For clinicians, there are two important ‘take home messages’ from this study. First, LDL-C remains the priority lipoprotein target for therapeutic intervention, in accordance with the ‘lower is better’ paradigm emphasized by the last iteration of the European dyslipidaemia guidelines (10). However, the findings of the study also show the limitations of only considering LDL-C concentration in risk assessment. For high-risk patients with well-controlled LDL-C levels, either non-HDL-C or apoB may better reflect residual cardiovascular risk. When considering what these markers represent, this makes scientific sense. Non-HDL-C is a marker of the total burden of atherogenic lipoproteins including LDL-C, whereas apoB is a direct measure of the circulating numbers of atherogenic apoB-containing lipoproteins (each of these lipoproteins contains one apoB molecule).

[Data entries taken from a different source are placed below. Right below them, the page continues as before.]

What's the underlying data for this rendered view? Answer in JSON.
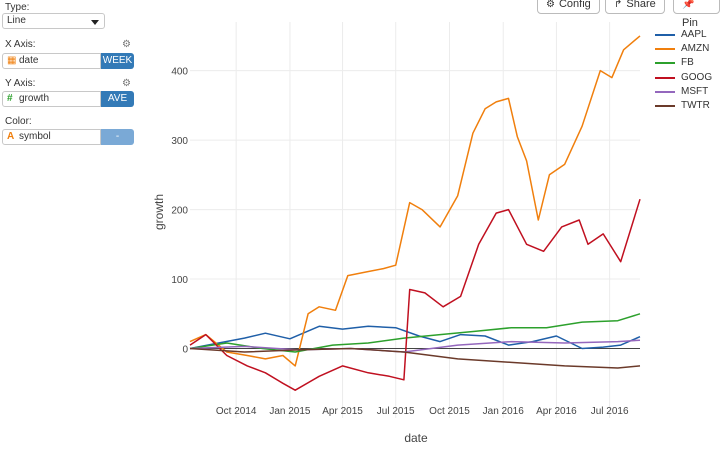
{
  "controls": {
    "type_label": "Type:",
    "type_value": "Line",
    "xaxis_label": "X Axis:",
    "xaxis_field": "date",
    "xaxis_agg": "WEEK",
    "yaxis_label": "Y Axis:",
    "yaxis_field": "growth",
    "yaxis_agg": "AVE",
    "color_label": "Color:",
    "color_field": "symbol",
    "color_agg": "-"
  },
  "toolbar": {
    "config_label": "Config",
    "share_label": "Share",
    "pin_label": "Pin"
  },
  "icons": {
    "type_dropdown": "chevron-down-icon",
    "xaxis_field": "calendar-icon",
    "yaxis_field": "hash-icon",
    "color_field": "text-type-icon",
    "axis_settings": "gear-icon",
    "config": "gear-icon",
    "share": "share-arrow-icon",
    "pin": "pin-icon"
  },
  "chart_data": {
    "type": "line",
    "xlabel": "date",
    "ylabel": "growth",
    "ylim": [
      -100,
      470
    ],
    "xlim": [
      "2014-07-14",
      "2016-08-22"
    ],
    "y_ticks": [
      0,
      100,
      200,
      300,
      400
    ],
    "x_ticks": [
      {
        "date": "2014-10-01",
        "label": "Oct 2014"
      },
      {
        "date": "2015-01-01",
        "label": "Jan 2015"
      },
      {
        "date": "2015-04-01",
        "label": "Apr 2015"
      },
      {
        "date": "2015-07-01",
        "label": "Jul 2015"
      },
      {
        "date": "2015-10-01",
        "label": "Oct 2015"
      },
      {
        "date": "2016-01-01",
        "label": "Jan 2016"
      },
      {
        "date": "2016-04-01",
        "label": "Apr 2016"
      },
      {
        "date": "2016-07-01",
        "label": "Jul 2016"
      }
    ],
    "grid": true,
    "legend_position": "right",
    "series": [
      {
        "name": "AAPL",
        "color": "#1f5fa8",
        "x": [
          "2014-07-14",
          "2014-09-01",
          "2014-10-15",
          "2014-11-20",
          "2015-01-01",
          "2015-02-20",
          "2015-04-01",
          "2015-05-15",
          "2015-07-01",
          "2015-08-10",
          "2015-09-15",
          "2015-10-20",
          "2015-12-01",
          "2016-01-10",
          "2016-02-20",
          "2016-04-01",
          "2016-05-15",
          "2016-06-20",
          "2016-07-20",
          "2016-08-22"
        ],
        "y": [
          0,
          8,
          15,
          22,
          14,
          32,
          28,
          32,
          30,
          18,
          10,
          20,
          18,
          5,
          10,
          18,
          0,
          2,
          5,
          17
        ]
      },
      {
        "name": "AMZN",
        "color": "#f07f0d",
        "x": [
          "2014-07-14",
          "2014-08-10",
          "2014-09-15",
          "2014-10-20",
          "2014-11-20",
          "2014-12-20",
          "2015-01-10",
          "2015-02-01",
          "2015-02-20",
          "2015-03-20",
          "2015-04-10",
          "2015-05-10",
          "2015-06-10",
          "2015-07-01",
          "2015-07-25",
          "2015-08-15",
          "2015-09-15",
          "2015-10-15",
          "2015-11-10",
          "2015-12-01",
          "2015-12-20",
          "2016-01-10",
          "2016-01-25",
          "2016-02-10",
          "2016-03-01",
          "2016-03-20",
          "2016-04-15",
          "2016-05-15",
          "2016-06-15",
          "2016-07-05",
          "2016-07-25",
          "2016-08-22"
        ],
        "y": [
          10,
          20,
          -5,
          -10,
          -15,
          -10,
          -25,
          50,
          60,
          55,
          105,
          110,
          115,
          120,
          210,
          200,
          175,
          220,
          310,
          345,
          355,
          360,
          305,
          270,
          185,
          250,
          265,
          320,
          400,
          390,
          430,
          450
        ]
      },
      {
        "name": "FB",
        "color": "#2ca02c",
        "x": [
          "2014-07-14",
          "2014-09-15",
          "2014-11-15",
          "2015-01-10",
          "2015-03-15",
          "2015-05-15",
          "2015-07-15",
          "2015-09-15",
          "2015-11-15",
          "2016-01-15",
          "2016-03-15",
          "2016-05-15",
          "2016-07-15",
          "2016-08-22"
        ],
        "y": [
          0,
          8,
          0,
          -5,
          5,
          8,
          15,
          20,
          25,
          30,
          30,
          38,
          40,
          50
        ]
      },
      {
        "name": "GOOG",
        "color": "#c01020",
        "x": [
          "2014-07-14",
          "2014-08-10",
          "2014-09-15",
          "2014-10-20",
          "2014-11-20",
          "2014-12-20",
          "2015-01-10",
          "2015-02-20",
          "2015-04-01",
          "2015-05-15",
          "2015-06-20",
          "2015-07-15",
          "2015-07-25",
          "2015-08-20",
          "2015-09-20",
          "2015-10-20",
          "2015-11-20",
          "2015-12-20",
          "2016-01-10",
          "2016-02-10",
          "2016-03-10",
          "2016-04-10",
          "2016-05-10",
          "2016-05-25",
          "2016-06-20",
          "2016-07-20",
          "2016-08-22"
        ],
        "y": [
          5,
          20,
          -10,
          -25,
          -35,
          -50,
          -60,
          -40,
          -25,
          -35,
          -40,
          -45,
          85,
          80,
          60,
          75,
          150,
          195,
          200,
          150,
          140,
          175,
          185,
          150,
          165,
          125,
          215
        ]
      },
      {
        "name": "MSFT",
        "color": "#9467bd",
        "x": [
          "2014-07-14",
          "2014-10-15",
          "2015-01-15",
          "2015-04-15",
          "2015-07-15",
          "2015-10-15",
          "2016-01-15",
          "2016-04-15",
          "2016-07-15",
          "2016-08-22"
        ],
        "y": [
          0,
          3,
          -2,
          0,
          -5,
          5,
          10,
          8,
          10,
          12
        ]
      },
      {
        "name": "TWTR",
        "color": "#6b3a2a",
        "x": [
          "2014-07-14",
          "2014-10-15",
          "2015-01-15",
          "2015-04-15",
          "2015-07-15",
          "2015-10-15",
          "2016-01-15",
          "2016-04-15",
          "2016-07-15",
          "2016-08-22"
        ],
        "y": [
          0,
          -5,
          -2,
          0,
          -5,
          -15,
          -20,
          -25,
          -28,
          -25
        ]
      }
    ]
  }
}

Thus, both are to be preferred in the setting of high-risk statin-treated patients with mild-to-moderate hypertriglyceridemia, common with diabetes, obesity or metabolic syndrome. Such an approach offers the possibility to take account of the residual risk attributed to the cholesterol contained in remnant lipoproteins, the metabolic products of triglyceride-rich lipoprotein metabolism.

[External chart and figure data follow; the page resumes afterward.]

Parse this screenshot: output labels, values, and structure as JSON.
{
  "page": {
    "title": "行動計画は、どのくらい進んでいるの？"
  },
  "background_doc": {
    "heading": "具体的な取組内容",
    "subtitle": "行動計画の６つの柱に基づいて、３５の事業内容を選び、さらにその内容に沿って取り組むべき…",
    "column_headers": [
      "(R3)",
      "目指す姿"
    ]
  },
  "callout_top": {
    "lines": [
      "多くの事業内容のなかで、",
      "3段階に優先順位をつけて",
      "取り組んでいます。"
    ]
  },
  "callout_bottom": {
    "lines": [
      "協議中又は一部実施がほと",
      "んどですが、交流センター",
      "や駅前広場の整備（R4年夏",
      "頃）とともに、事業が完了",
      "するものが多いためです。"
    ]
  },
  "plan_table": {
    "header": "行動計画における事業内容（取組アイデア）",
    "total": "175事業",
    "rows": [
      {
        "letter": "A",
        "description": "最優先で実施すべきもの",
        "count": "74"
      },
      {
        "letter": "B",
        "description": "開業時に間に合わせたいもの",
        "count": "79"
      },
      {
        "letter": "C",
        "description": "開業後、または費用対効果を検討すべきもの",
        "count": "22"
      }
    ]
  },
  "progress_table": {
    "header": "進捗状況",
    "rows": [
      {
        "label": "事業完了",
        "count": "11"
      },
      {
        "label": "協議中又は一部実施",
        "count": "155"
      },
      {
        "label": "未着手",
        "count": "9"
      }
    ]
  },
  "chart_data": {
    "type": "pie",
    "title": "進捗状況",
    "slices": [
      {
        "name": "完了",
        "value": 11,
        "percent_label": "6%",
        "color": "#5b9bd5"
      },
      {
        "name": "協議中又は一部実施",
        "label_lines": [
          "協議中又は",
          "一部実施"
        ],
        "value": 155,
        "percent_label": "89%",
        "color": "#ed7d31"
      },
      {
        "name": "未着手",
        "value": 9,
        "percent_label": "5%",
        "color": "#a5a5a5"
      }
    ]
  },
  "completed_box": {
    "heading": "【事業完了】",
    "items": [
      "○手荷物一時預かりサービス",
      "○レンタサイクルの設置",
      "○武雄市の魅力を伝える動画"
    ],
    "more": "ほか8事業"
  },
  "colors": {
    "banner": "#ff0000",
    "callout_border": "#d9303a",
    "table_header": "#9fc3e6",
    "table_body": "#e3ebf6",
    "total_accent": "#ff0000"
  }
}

In conclusion, addressing residual cardiovascular risk not only requires new therapeutic targets, but also new strategies for identifying this risk. Both will become increasing relevant with the advent of novel therapies targeting triglyceride-rich lipoproteins and lipoprotein(a), potential lipid-related contributors to this risk.
1. Ridker PM, Everett BM, Thuren T, et al. Antiinflammatory therapy with canakinumab for atherosclerotic disease. N Engl J Med 2017;377:1119–31.

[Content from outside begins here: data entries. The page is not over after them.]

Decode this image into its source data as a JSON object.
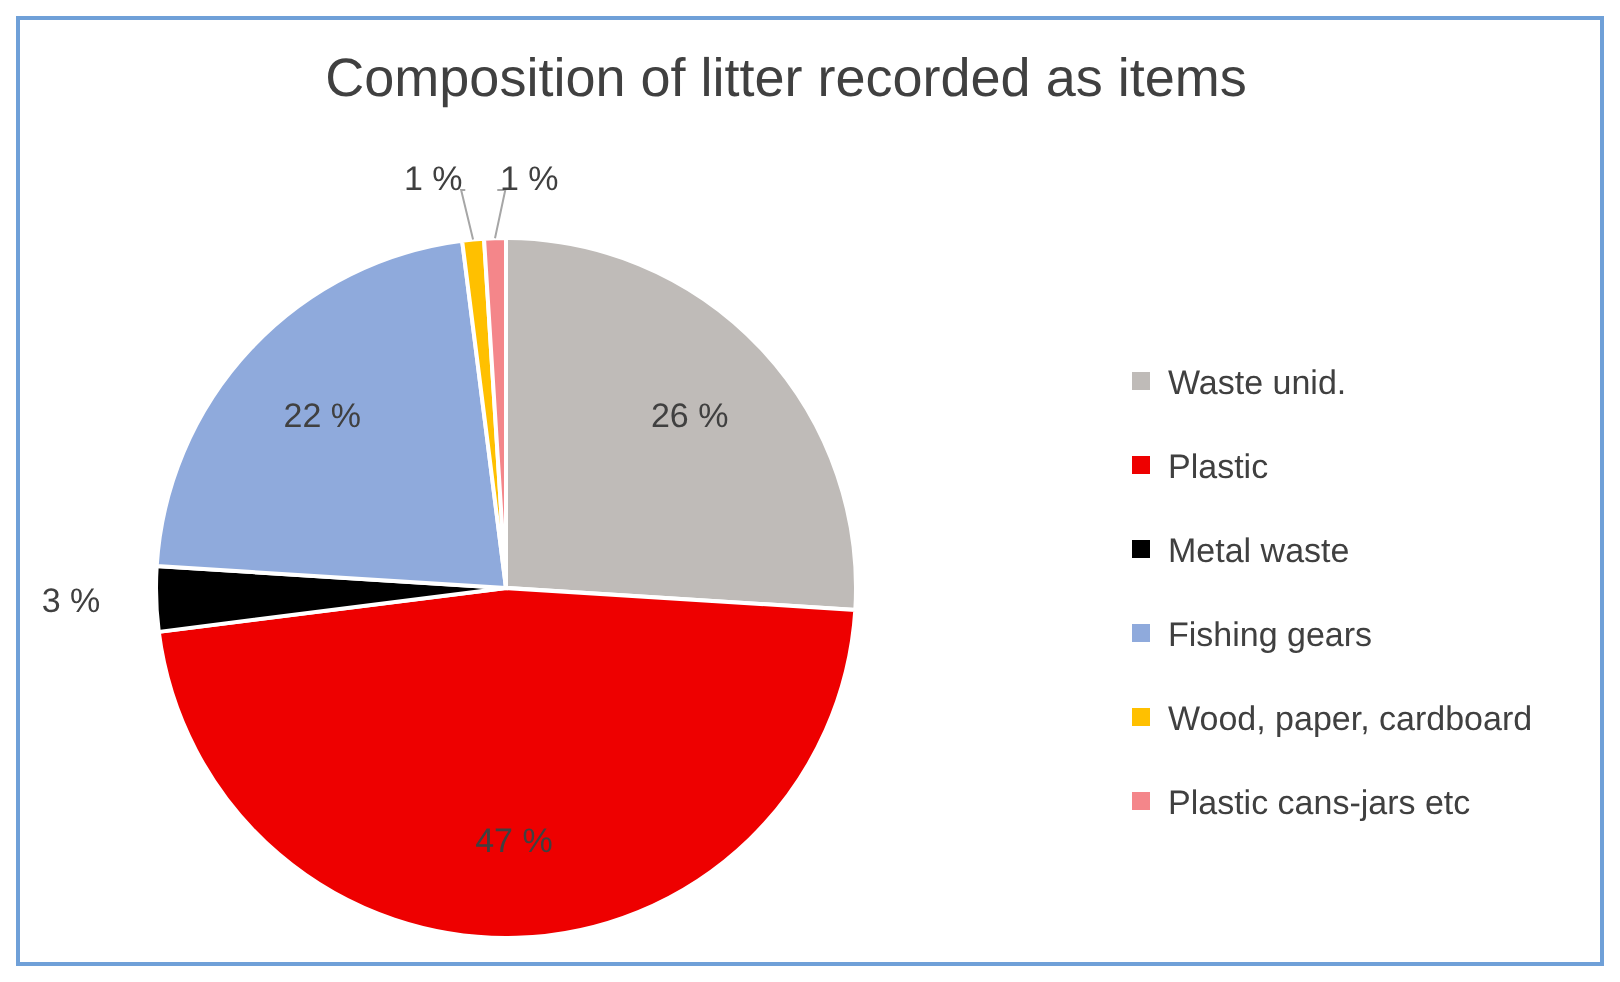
{
  "chart_data": {
    "type": "pie",
    "title": "Composition of litter recorded as items",
    "categories": [
      "Waste unid.",
      "Plastic",
      "Metal waste",
      "Fishing gears",
      "Wood, paper, cardboard",
      "Plastic cans-jars etc"
    ],
    "values": [
      26,
      47,
      3,
      22,
      1,
      1
    ],
    "colors": [
      "#bfbbb8",
      "#ee0000",
      "#000000",
      "#8faadc",
      "#ffc000",
      "#f4868a"
    ],
    "value_labels": [
      "26 %",
      "47 %",
      "3 %",
      "22 %",
      "1 %",
      "1 %"
    ],
    "legend": "right"
  }
}
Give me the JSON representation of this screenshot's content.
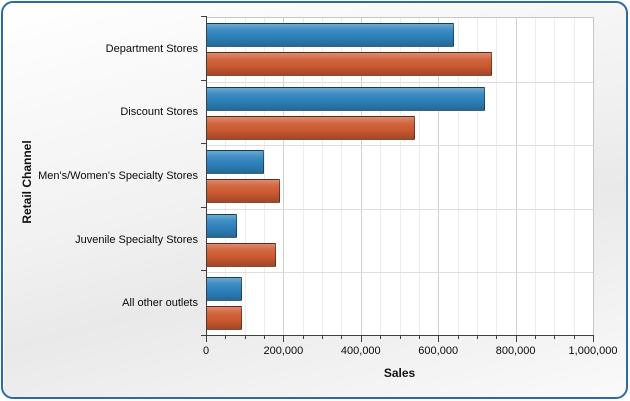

2. Sabatine MS, Giugliano RP, Keech AC, et al. Evolocumab and clinical outcomes in patients with cardiovascular disease. N Engl J Med 2017;376:1713–22
3. Schwartz GG, Steg PG, Szarek M, et al. Alirocumab and cardiovascular outcomes after acute coronary syndrome. N Engl J Med 2018;379:2097–107.
4. Hoogeveen RC, Ballantyne CM. Residual cardiovascular risk at low LDL: remnants, lipoprotein(a), and inflammation. Clin Chem 2021;67:143-53.
5. Schunk SJ, Kleber ME, März W, et al. Genetically determined NLRP3 inflammasome activation associates with systemic inflammation and cardiovascular mortality. Eur Heart J 2021: doi: 10.1093/eurheartj/ehab107. Online ahead of print.
6. Papac-Milicevic N, J Binder CJ. Can a single genetic variant explain residual cardiovascular risk by modifying NLRP3 expression? Eur Heart J 2021; doi: 10.1093/eurheartj/ehab201. Online ahead of print.
7. Johannesen CDL, Mortensen MB, Langsted A, Nordestgaard BG. Apolipoprotein B and non-HDL cholesterol better reflect residual risk than LDL cholesterol in statin-treated patients. J Am Coll Cardiol 2021;77:1439-50.
8. Sniderman AD, Islam S, Yusuf S, McQueen MJ. Discordance analysis of Apolipoprotein B and non-high density lipoprotein cholesterol as markers of cardiovascular risk in the INTERHEART study. Atherosclerosis 2012;225:444-9.
9. Boekholdt SM, Arsenault BJ, Mora S, et al. Association of LDL cholesterol, non-HDL cholesterol, and apolipoprotein B levels with risk of cardiovascular events among patients treated with statins: a meta-analysis. JAMA 2012;307:1302-9.
10. Mach F, Baigent C, Catapano AL, et al. 2019 ESC/EAS guidelines for the management of dyslipidaemias: lipid modification to reduce cardiovascular risk. Eur Heart J 2020;41:111–88.